Assigned: Wed 6 Apr 2005
Due: Wed 13 Apr 2005
In this single-project lab you will write a program which plays a game of tic-tac-toe interactively with the user. The idea behind the lab is to give you some practice in using Haskell's IO features, and especially in integrating them with the more functional style we have been learning and using up until now.
In order to provide some basis for strategy, and in order to provide a certain feedback to the user, we will try to construct a full game tree in advance of the game (this may be difficult due to space limitations: I haven't actually tried it myself, but there are some possible optimizations we could use if necessary).
By a game tree, we mean a structure similar to a "Spread tree" from the last few labs: each node in the tree represents a certain board situation, and the children of a given node represent possible moves from that situation to a new one.
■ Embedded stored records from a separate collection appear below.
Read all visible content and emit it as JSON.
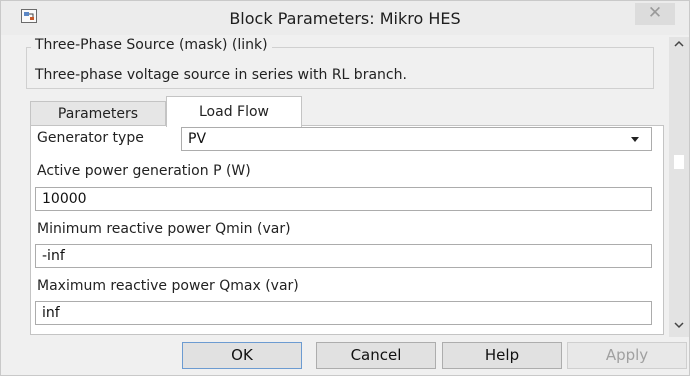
{
  "window": {
    "title": "Block Parameters: Mikro HES",
    "close_glyph": "✕"
  },
  "mask": {
    "group_title": "Three-Phase Source (mask) (link)",
    "description": "Three-phase voltage source in series with RL branch."
  },
  "tabs": [
    {
      "label": "Parameters",
      "selected": false
    },
    {
      "label": "Load Flow",
      "selected": true
    }
  ],
  "fields": {
    "generator_type": {
      "label": "Generator type",
      "value": "PV"
    },
    "active_power": {
      "label": "Active power generation P (W)",
      "value": "10000"
    },
    "qmin": {
      "label": "Minimum reactive power Qmin (var)",
      "value": "-inf"
    },
    "qmax": {
      "label": "Maximum reactive power Qmax (var)",
      "value": "inf"
    }
  },
  "buttons": {
    "ok": "OK",
    "cancel": "Cancel",
    "help": "Help",
    "apply": "Apply"
  },
  "icons": {
    "app": "block-parameters-icon",
    "close": "close-icon",
    "dropdown": "chevron-down-icon",
    "scroll_up": "scroll-up-arrow-icon",
    "scroll_down": "scroll-down-arrow-icon"
  },
  "colors": {
    "window_bg": "#f0f0f0",
    "panel_bg": "#ffffff",
    "ok_border": "#6c9bd1",
    "disabled_text": "#a0a0a0"
  }
}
Game trees also have an alternation of layers which arises from the fact that players alternate moves in the game: one layer represents the X player's choice, the next layer the O player's choice of move. Of course, there are also rules as to how one can move (only into an unoccupied spot) and what constitutes a win (three in a row of your marker, either in a row, a column or along a diagonal).
Your program will need to interact with the user, providing them with a "picture" of the board at each step, accept their desired move, and react with a responce or a complaint about an illegal choice.
In addition, I would like you to print out the probability of a win for the user from the current position, based on the ratio of winning to non-winning (including tying) games which are reachable from, the current position.
This will require you to have the game tree (or at least portions of it) available to the program during the game. It will also allow the program to make a simple choice about which move to take in response to the user, namely that move among the current ones available to it which maximizes its probability of a win.
It might also be possible to cut off the tree at tie games, although this is harder to discern from just looking at the board: rather, you might want to generate the whole game tree below the node and if, coming back out of the recursion, you see that there are only ties below, then trim the tree on the way back out.
See if you can measure this and report back on it.
One possibility here is to dynamically generate parts of the tree as you go; this won't allow you to provide feedback to the user or to the program about relative wins and losses, but you could still play the game.
Please have answers to the above exercises ready for the next lab session on Wednesday 13 April. We will likely use a "demo style" for this program, rather than a static grading.